I remember it like it was yesterday. Ruthie’s was like a cacophony of sound. The smell of clove cigarettes permeating the air and almost everyone and every band seemed like they where trying to push the boundaries of creativity. It was the only place on Earth where I could be myself and feel accepted. I remember one time sitting in the backstage room of Ruthie’s watching Mike Ness from Social Distortion sniff what I think was speed off of an album cover. Some chick was like, “Don’t do that in front of the kid.” He looked at her, then looked at me and signed a copy of Mommy’s Little Monster (a fitting title), then handed it to me. I looked at the chick and told her it was ok, my mom does it all the time. This was a place where I was not some freak with a crazy ass mom and that kid with the uncle who would shoot it out with people in front of our house, then come inside and sit down like nothing happened. I was home in the scene and everyone around me looked on the outside like I felt on the inside. If you were walking down the street and you saw another punk, you said “what’s up.” If someone tried to jump another punk and you were there, you were supposed to stand the line. It was more to me than just Rock and Roll.

Friends

Recently I went up to Portland to see the guys. I would like to start by saying that these are the best friends I have ever had in my life. They have endured my bullshit for years. Why they stand by me is beyond me.
I am still in the process of getting permission to write about them and all the bullshit I put them through. So let me start here with Todd and Dave. Todd is a college graduate; a professional social worker in San Francisco. Dave is the guy in the middle of the picture who got the shit beat out of him. I also heard that he got his drivers license recently.
Todd has been my guardian angel for years now. I always tell him if I had to kill someone and needed someone to help me move the body, it would be him. I say this as the highest compliment you can give a guy from Boston. You know Boston, the birthplace of our great country and the home of keep your fucking mouth shut.
I can’t tell you how many times Todd has taken me to the psychiatric ward for intake; more than ten, less than fifty. The best was when I was transferred to his work at a dual diagnosis live-in facility.

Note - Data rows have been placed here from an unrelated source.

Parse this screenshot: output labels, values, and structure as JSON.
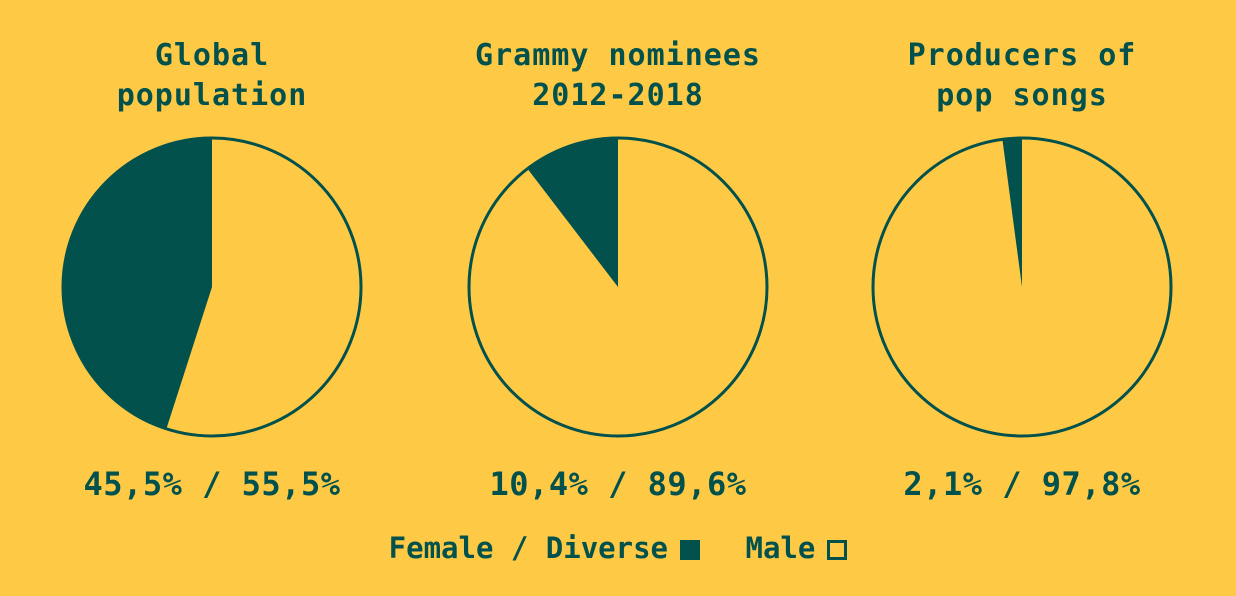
{
  "colors": {
    "background": "#FECA46",
    "female": "#02514C",
    "male": "#FECA46",
    "outline": "#02514C"
  },
  "chart_data": [
    {
      "type": "pie",
      "title_lines": [
        "Global",
        "population"
      ],
      "categories": [
        "Female / Diverse",
        "Male"
      ],
      "values": [
        45.5,
        55.5
      ],
      "value_label": "45,5% / 55,5%"
    },
    {
      "type": "pie",
      "title_lines": [
        "Grammy nominees",
        "2012-2018"
      ],
      "categories": [
        "Female / Diverse",
        "Male"
      ],
      "values": [
        10.4,
        89.6
      ],
      "value_label": "10,4% / 89,6%"
    },
    {
      "type": "pie",
      "title_lines": [
        "Producers of",
        "pop songs"
      ],
      "categories": [
        "Female / Diverse",
        "Male"
      ],
      "values": [
        2.1,
        97.8
      ],
      "value_label": "2,1% / 97,8%"
    }
  ],
  "legend": {
    "female_label": "Female / Diverse",
    "male_label": "Male"
  }
}
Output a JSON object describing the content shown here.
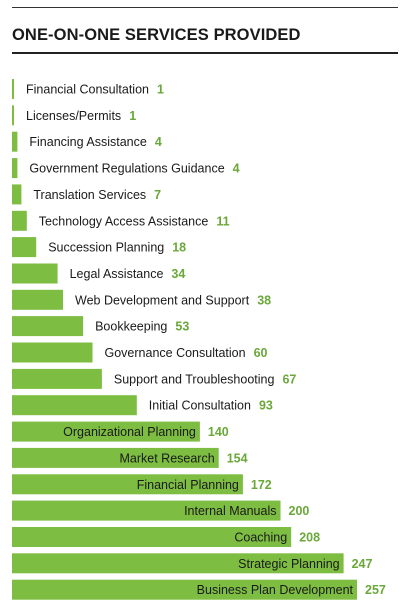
{
  "colors": {
    "bar": "#7dbd42",
    "value_text": "#6aa83a",
    "label_text": "#1a1a1a"
  },
  "title": "ONE-ON-ONE SERVICES PROVIDED",
  "chart_data": {
    "type": "bar",
    "orientation": "horizontal",
    "title": "ONE-ON-ONE SERVICES PROVIDED",
    "categories": [
      "Financial Consultation",
      "Licenses/Permits",
      "Financing Assistance",
      "Government Regulations Guidance",
      "Translation Services",
      "Technology Access Assistance",
      "Succession Planning",
      "Legal Assistance",
      "Web Development and Support",
      "Bookkeeping",
      "Governance Consultation",
      "Support and Troubleshooting",
      "Initial Consultation",
      "Organizational Planning",
      "Market Research",
      "Financial Planning",
      "Internal Manuals",
      "Coaching",
      "Strategic Planning",
      "Business Plan Development"
    ],
    "values": [
      1,
      1,
      4,
      4,
      7,
      11,
      18,
      34,
      38,
      53,
      60,
      67,
      93,
      140,
      154,
      172,
      200,
      208,
      247,
      257
    ],
    "xlim": [
      0,
      257
    ],
    "grid": false,
    "legend": "none",
    "data_labels": true
  }
}
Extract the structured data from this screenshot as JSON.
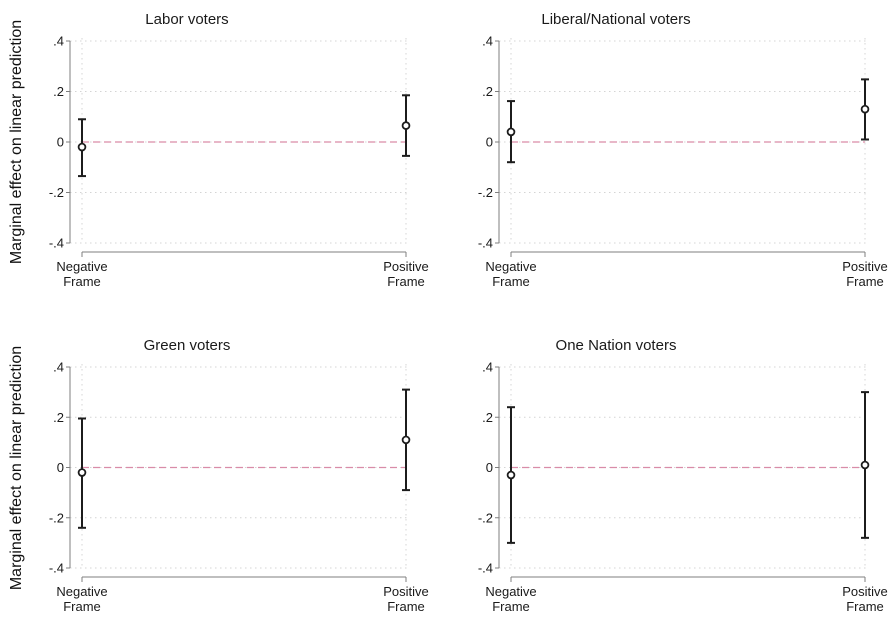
{
  "y_axis_label": "Marginal effect on linear prediction",
  "chart_data": [
    {
      "type": "scatter",
      "title": "Labor voters",
      "categories": [
        "Negative\nFrame",
        "Positive\nFrame"
      ],
      "values": [
        -0.02,
        0.065
      ],
      "ci_lower": [
        -0.135,
        -0.055
      ],
      "ci_upper": [
        0.09,
        0.185
      ],
      "ylim": [
        -0.4,
        0.4
      ],
      "yticks": [
        0.4,
        0.2,
        0,
        -0.2,
        -0.4
      ],
      "ytick_labels": [
        ".4",
        ".2",
        "0",
        "-.2",
        "-.4"
      ],
      "reference_line": 0,
      "grid": true
    },
    {
      "type": "scatter",
      "title": "Liberal/National voters",
      "categories": [
        "Negative\nFrame",
        "Positive\nFrame"
      ],
      "values": [
        0.04,
        0.13
      ],
      "ci_lower": [
        -0.08,
        0.01
      ],
      "ci_upper": [
        0.162,
        0.248
      ],
      "ylim": [
        -0.4,
        0.4
      ],
      "yticks": [
        0.4,
        0.2,
        0,
        -0.2,
        -0.4
      ],
      "ytick_labels": [
        ".4",
        ".2",
        "0",
        "-.2",
        "-.4"
      ],
      "reference_line": 0,
      "grid": true
    },
    {
      "type": "scatter",
      "title": "Green voters",
      "categories": [
        "Negative\nFrame",
        "Positive\nFrame"
      ],
      "values": [
        -0.02,
        0.11
      ],
      "ci_lower": [
        -0.24,
        -0.09
      ],
      "ci_upper": [
        0.195,
        0.31
      ],
      "ylim": [
        -0.4,
        0.4
      ],
      "yticks": [
        0.4,
        0.2,
        0,
        -0.2,
        -0.4
      ],
      "ytick_labels": [
        ".4",
        ".2",
        "0",
        "-.2",
        "-.4"
      ],
      "reference_line": 0,
      "grid": true
    },
    {
      "type": "scatter",
      "title": "One Nation voters",
      "categories": [
        "Negative\nFrame",
        "Positive\nFrame"
      ],
      "values": [
        -0.03,
        0.01
      ],
      "ci_lower": [
        -0.3,
        -0.28
      ],
      "ci_upper": [
        0.24,
        0.3
      ],
      "ylim": [
        -0.4,
        0.4
      ],
      "yticks": [
        0.4,
        0.2,
        0,
        -0.2,
        -0.4
      ],
      "ytick_labels": [
        ".4",
        ".2",
        "0",
        "-.2",
        "-.4"
      ],
      "reference_line": 0,
      "grid": true
    }
  ]
}
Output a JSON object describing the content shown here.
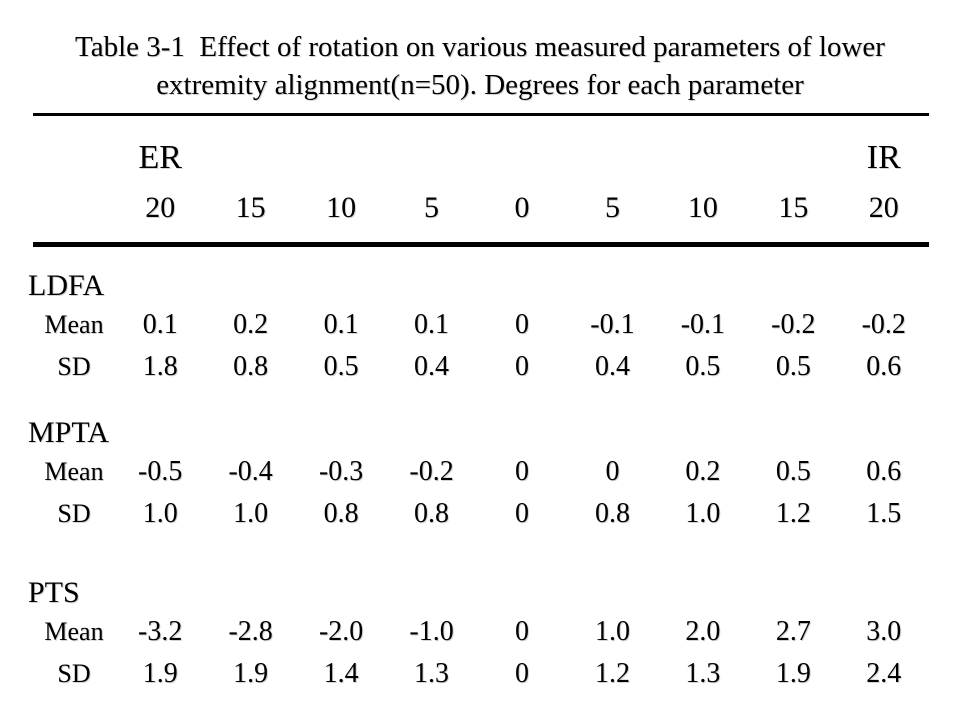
{
  "page": {
    "background": "#ffffff",
    "text_color": "#000000"
  },
  "title": {
    "line1": "Table 3-1  Effect of rotation on various measured parameters of lower",
    "line2": "extremity alignment(n=50). Degrees for each parameter"
  },
  "header": {
    "left_direction": "ER",
    "right_direction": "IR",
    "degrees": [
      "20",
      "15",
      "10",
      "5",
      "0",
      "5",
      "10",
      "15",
      "20"
    ]
  },
  "table": {
    "sections": [
      {
        "label": "LDFA",
        "rows": [
          {
            "label": "Mean",
            "values": [
              "0.1",
              "0.2",
              "0.1",
              "0.1",
              "0",
              "-0.1",
              "-0.1",
              "-0.2",
              "-0.2"
            ]
          },
          {
            "label": "SD",
            "values": [
              "1.8",
              "0.8",
              "0.5",
              "0.4",
              "0",
              "0.4",
              "0.5",
              "0.5",
              "0.6"
            ]
          }
        ]
      },
      {
        "label": "MPTA",
        "rows": [
          {
            "label": "Mean",
            "values": [
              "-0.5",
              "-0.4",
              "-0.3",
              "-0.2",
              "0",
              "0",
              "0.2",
              "0.5",
              "0.6"
            ]
          },
          {
            "label": "SD",
            "values": [
              "1.0",
              "1.0",
              "0.8",
              "0.8",
              "0",
              "0.8",
              "1.0",
              "1.2",
              "1.5"
            ]
          }
        ]
      },
      {
        "label": "PTS",
        "rows": [
          {
            "label": "Mean",
            "values": [
              "-3.2",
              "-2.8",
              "-2.0",
              "-1.0",
              "0",
              "1.0",
              "2.0",
              "2.7",
              "3.0"
            ]
          },
          {
            "label": "SD",
            "values": [
              "1.9",
              "1.9",
              "1.4",
              "1.3",
              "0",
              "1.2",
              "1.3",
              "1.9",
              "2.4"
            ]
          }
        ]
      }
    ]
  }
}
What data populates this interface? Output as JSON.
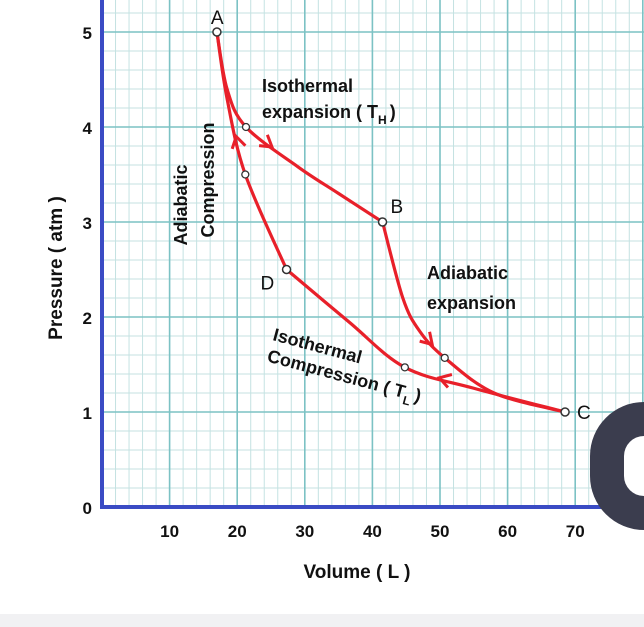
{
  "chart_data": {
    "type": "line",
    "title": "",
    "xlabel": "Volume ( L )",
    "ylabel": "Pressure ( atm )",
    "xlim": [
      0,
      80
    ],
    "ylim": [
      0,
      5.3
    ],
    "x_ticks": [
      10,
      20,
      30,
      40,
      50,
      60,
      70
    ],
    "y_ticks": [
      0,
      1,
      2,
      3,
      4,
      5
    ],
    "grid": true,
    "colors": {
      "curve": "#e8202a",
      "axis": "#3a4bc4",
      "grid_major": "#7cc2c4",
      "grid_minor": "#c4e2e2"
    },
    "states": [
      {
        "name": "A",
        "x": 17,
        "y": 5.0
      },
      {
        "name": "B",
        "x": 41.5,
        "y": 3.0
      },
      {
        "name": "C",
        "x": 68.5,
        "y": 1.0
      },
      {
        "name": "D",
        "x": 27.3,
        "y": 2.5
      }
    ],
    "series": [
      {
        "label": "Isothermal expansion ( T_H )",
        "points": [
          [
            17,
            5.0
          ],
          [
            18.5,
            4.4
          ],
          [
            21.3,
            4.0
          ],
          [
            29,
            3.58
          ],
          [
            35,
            3.3
          ],
          [
            41.5,
            3.0
          ]
        ],
        "markers": [
          [
            21.3,
            4.0
          ]
        ]
      },
      {
        "label": "Adiabatic expansion",
        "points": [
          [
            41.5,
            3.0
          ],
          [
            44.5,
            2.2
          ],
          [
            47,
            1.85
          ],
          [
            50.7,
            1.57
          ],
          [
            58,
            1.2
          ],
          [
            68.5,
            1.0
          ]
        ],
        "markers": [
          [
            50.7,
            1.57
          ]
        ]
      },
      {
        "label": "Isothermal Compression ( T_L )",
        "points": [
          [
            68.5,
            1.0
          ],
          [
            55,
            1.25
          ],
          [
            44.8,
            1.47
          ],
          [
            36.5,
            1.95
          ],
          [
            27.3,
            2.5
          ]
        ],
        "markers": [
          [
            44.8,
            1.47
          ]
        ]
      },
      {
        "label": "Adiabatic Compression",
        "points": [
          [
            27.3,
            2.5
          ],
          [
            21.2,
            3.5
          ],
          [
            18.5,
            4.3
          ],
          [
            17,
            5.0
          ]
        ],
        "markers": [
          [
            21.2,
            3.5
          ]
        ]
      }
    ],
    "annotations": {
      "isothermal_expansion_line1": "Isothermal",
      "isothermal_expansion_line2": "expansion ( T",
      "isothermal_expansion_sub": "H",
      "adiabatic_expansion_line1": "Adiabatic",
      "adiabatic_expansion_line2": "expansion",
      "adiabatic_compression_line1": "Adiabatic",
      "adiabatic_compression_line2": "Compression",
      "isothermal_compression_line1": "Isothermal",
      "isothermal_compression_line2": "Compression ( T",
      "isothermal_compression_sub": "L",
      "close_paren": ")"
    }
  }
}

It is basically a homeless shelter for people who are a danger to themselves and to others. So I was like cool, I get a bed and Todd and I can hang out.  Let me put it lightly: he did not feel the same as me.
I could go on for hours about the crazy shit I have put Todd, Dave, Matt, Ben and Alex through over the last sixteen years, but it would offer nothing in the way of the immense humility and love that I feel for these friends. I too often gauge my self worth by what I think people think of me and it is usually someone who does not even like me. I should pay attention to the people right in front of me who care for me. A couple of days before Christmas I talked to Todd. He went to the store and got shit to make sugar cookies for my boy to give to Santa. We climbed on my roof and hung Christmas lights. On Christmas day, Ben texted me letting me know he was thinking of me and my family and to keep my nose clean. The day after Christmas I went up to Portland again to see Dave and Matt and to have dinner. On New Years Day, Alex was the first one to text me that it’s a new year. Some friendships are formed in school and some friends are there by default.  I feel that the friendships that I have today have been forged in fire and I wouldn’t have it any other way.